Everyone wants good, hardworking employees. But Gene Barnes, owner and founder of Gallion Irrigation, Inc., in Houston, also wants employees who are knowledgeable. He wants his irrigation designers to be Irrigation Association (IA) certified and he wants all of his irrigation employees to have a good understanding of soil types and make-up. That’s because he learned this valuable information later in his career and he says it changed everything for his business.

Barnes wants employees to have a technical background so that he’s sure they understand the equipment they’re going to be using, he says. He also wants them to have a good understanding of the biology behind the work they’re doing. Understanding the reasoning behind the work helps the employee to be more efficient.

“You might have a very tight soil so you need a low precipitation rate for that sprinkler,” Barnes says. “If you understand what a tight soil is, because you sat through the IA classes and learned about it, then you can work on to a job site and know right what to do.”

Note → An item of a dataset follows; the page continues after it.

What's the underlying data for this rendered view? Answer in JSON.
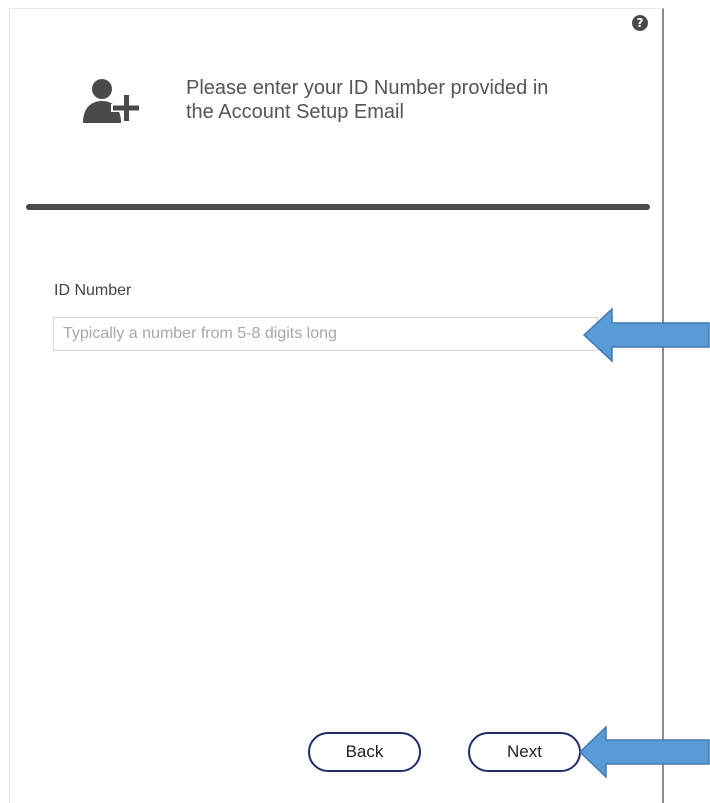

It took 20 years for Barnes to start going to IA meetings but he says that once he did, it was a huge transformation. He doesn’t want others to wait as long. “I thought I was a pretty decent contractor but the IA opened my eyes,” he says. “It changed my life. The IA made me such a better designer and contractor and I had a better overall understanding of the makeup of the soil. The training you get through the IA is top-notch and we want all of our employees to experience that.”